Coming back to my example. We can think of liquid networks as a way to stay open-minded by allowing the exchange of diverse information. Having a strong conviction in the market, sticking to your belief can be an advantage when Mr. Market has gone maniac. But it can backfire as well when you refuse to change your mind even when there’s overwhelming evidence that you’re wrong. This is a mind in a solid-state. On the other hand, changing your mind as fast as the wind is a good thing when uncertainty is high but not sticking to an idea long enough means it’s hard to see profit. This is a mind in a gaseous state. So the happy medium is to stay in a liquid state of thinking. Strong conviction, weakly held. Always be ready to challenge your thinking and having the ability to hold two conflicting information in your mind.

One of the books that I’ll turn towards for many years to come. I’ve talked about this book . If you want to understand the underlying structure that governs all system behaviors, why systems work so well, why they surprise us, this is the book.

Systems sound abstract but it is all around us. Your habits, relationships, company you work for, the sports games you watch, they are all systems. In the context of investing, why companies profits oscillate, the structure of growth, how excessive growth can destroy the structure that sustains it, why companies commit fraud, why some companies thrive while others don’t etc, they’re all systems and subsystems.

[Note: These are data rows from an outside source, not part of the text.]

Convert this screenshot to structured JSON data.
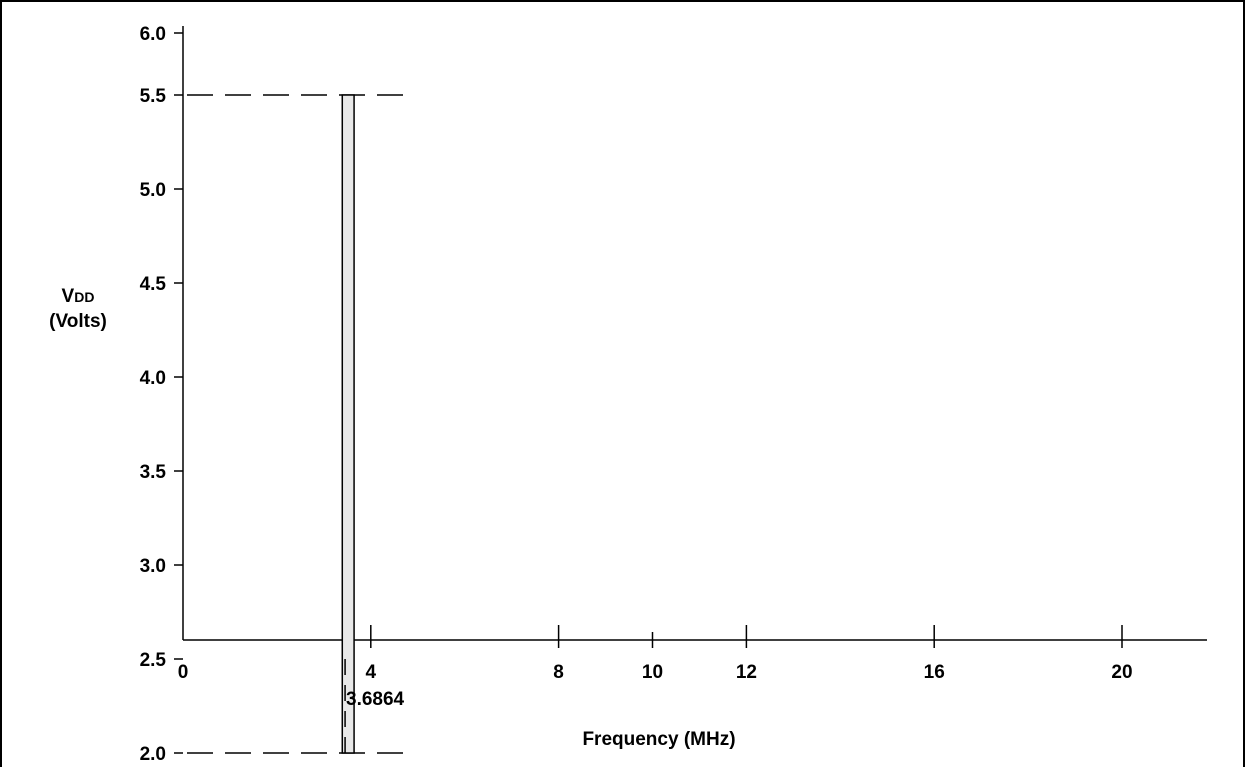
{
  "chart_data": {
    "type": "area",
    "title": "",
    "xlabel": "Frequency (MHz)",
    "ylabel_main": "V",
    "ylabel_sub": "DD",
    "ylabel_unit": "(Volts)",
    "xlim": [
      0,
      22
    ],
    "ylim": [
      1.5,
      6.0
    ],
    "x_ticks": [
      0,
      4,
      8,
      10,
      12,
      16,
      20
    ],
    "y_ticks": [
      "6.0",
      "5.5",
      "5.0",
      "4.5",
      "4.0",
      "3.5",
      "3.0",
      "2.5",
      "2.0"
    ],
    "y_tick_values": [
      6.0,
      5.5,
      5.0,
      4.5,
      4.0,
      3.5,
      3.0,
      2.5,
      2.0
    ],
    "region": {
      "x_min": 3.35,
      "x_max": 3.6864,
      "y_min": 2.0,
      "y_max": 5.5,
      "fill": "#e8e8e8"
    },
    "marked_frequency_label": "3.6864",
    "marked_frequency_value": 3.6864,
    "dashed_levels": [
      2.0,
      5.5
    ],
    "grid": false
  }
}
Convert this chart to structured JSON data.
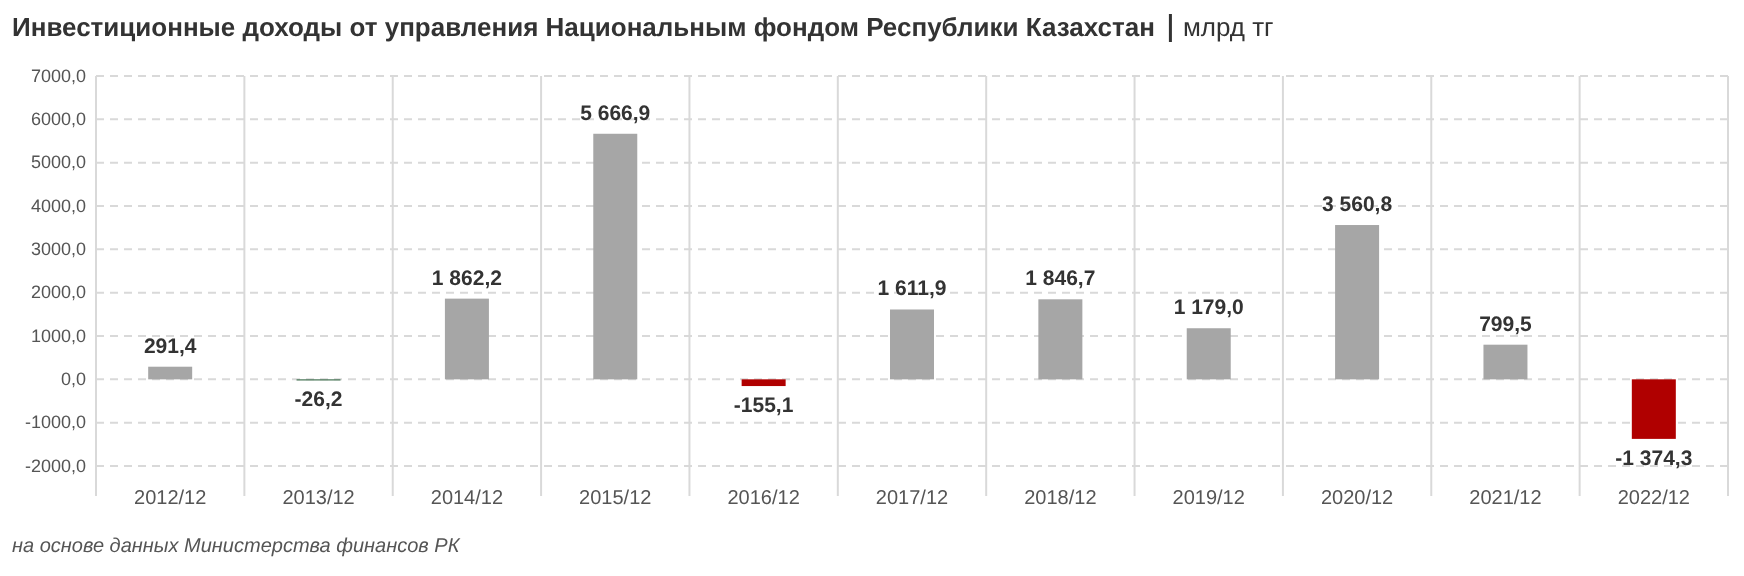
{
  "chart_data": {
    "type": "bar",
    "title": "Инвестиционные доходы от управления Национальным фондом Республики Казахстан",
    "subtitle": "млрд тг",
    "categories": [
      "2012/12",
      "2013/12",
      "2014/12",
      "2015/12",
      "2016/12",
      "2017/12",
      "2018/12",
      "2019/12",
      "2020/12",
      "2021/12",
      "2022/12"
    ],
    "values": [
      291.4,
      -26.2,
      1862.2,
      5666.9,
      -155.1,
      1611.9,
      1846.7,
      1179.0,
      3560.8,
      799.5,
      -1374.3
    ],
    "colors": [
      "#a6a6a6",
      "#3a6b4a",
      "#a6a6a6",
      "#a6a6a6",
      "#b00000",
      "#a6a6a6",
      "#a6a6a6",
      "#a6a6a6",
      "#a6a6a6",
      "#a6a6a6",
      "#b00000"
    ],
    "value_labels": [
      "291,4",
      "-26,2",
      "1 862,2",
      "5 666,9",
      "-155,1",
      "1 611,9",
      "1 846,7",
      "1 179,0",
      "3 560,8",
      "799,5",
      "-1 374,3"
    ],
    "ylim": [
      -2000,
      7000
    ],
    "yticks": [
      {
        "value": -2000,
        "label": "-2000,0"
      },
      {
        "value": -1000,
        "label": "-1000,0"
      },
      {
        "value": 0,
        "label": "0,0"
      },
      {
        "value": 1000,
        "label": "1000,0"
      },
      {
        "value": 2000,
        "label": "2000,0"
      },
      {
        "value": 3000,
        "label": "3000,0"
      },
      {
        "value": 4000,
        "label": "4000,0"
      },
      {
        "value": 5000,
        "label": "5000,0"
      },
      {
        "value": 6000,
        "label": "6000,0"
      },
      {
        "value": 7000,
        "label": "7000,0"
      }
    ],
    "grid": true,
    "annotations": [
      "на основе данных Министерства финансов РК"
    ]
  }
}
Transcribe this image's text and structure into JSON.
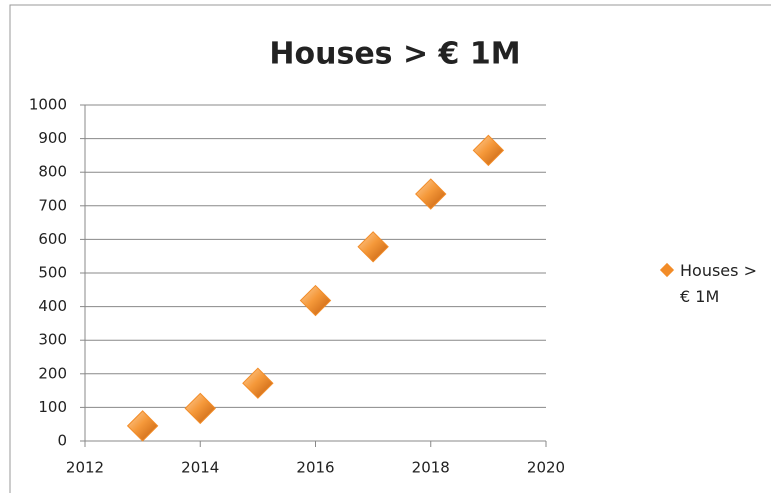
{
  "chart_data": {
    "type": "scatter",
    "title": "Houses > € 1M",
    "x": [
      2013,
      2014,
      2015,
      2016,
      2017,
      2018,
      2019
    ],
    "series": [
      {
        "name": "Houses > € 1M",
        "color": "#f28c28",
        "values": [
          45,
          97,
          172,
          418,
          578,
          735,
          865
        ]
      }
    ],
    "xlim": [
      2012,
      2020
    ],
    "xticks": [
      2012,
      2014,
      2016,
      2018,
      2020
    ],
    "ylim": [
      0,
      1000
    ],
    "yticks": [
      0,
      100,
      200,
      300,
      400,
      500,
      600,
      700,
      800,
      900,
      1000
    ],
    "grid": true,
    "legend": "right"
  }
}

Thinking in systems is like looking at a skeleton watch. Besides the minute hand and hour hand moving on the surface, you also see all the inner workings, how the wheels, springs, levers, etc all work together to move those hands. Those components are the system structure of the watch that produces its behavior-the minute hand makes one revolution every hour while the hour hand makes two revolutions every 24 hours. And these behaviors produce a series of events over time-tells you what’s the time now.

Let’s bring this into the stock market. Things that you see in the market-daily news eager to grab your attention, prices moving up and down, exchange rate movements etc, these are events, just like the watch telling you the time. Events capture our attention but they’re also not the most important. As Donella Meadows wrote:

“Systems fool us by presenting themselves-or we fool ourselves by seeing the world-as a series of events. The daily news tells of elections, battles, political agreements, disasters, stock market booms or busts. Events can be spectacular: crashes, assassinations, great victories, terrible tragedies. They hook our emotions. Like the tip of an iceberg rising above the water, events are the most visible aspect of a larger complex-but not always the most important.

When a system thinker encounters a problem, the first thing he or she does is look for data, time graphs, the history of the system. That’s because long-term behavior provides clues to the underlying system structure. And structure is the key to understanding not just what is happening, but why.”

So when you can “see the world as a collection of feedback processes”, you’re less likely to get surprised or ask meaningless questions like “why did the market (or stock) go down?” And because the stock market is a complex system with many delayed feedback loops, being a system thinker also means you understand how a system structure produces system behavior, therefore you can anticipate or act early before a negative event occurs. As opposed to a linear thinker, which is terrible for an investor, you start to see things as a whole rather than breaking them into components, identify patterns rather than blaming or trying to fix the symptoms, and most important of all, you synthesize information instead of pure analysis.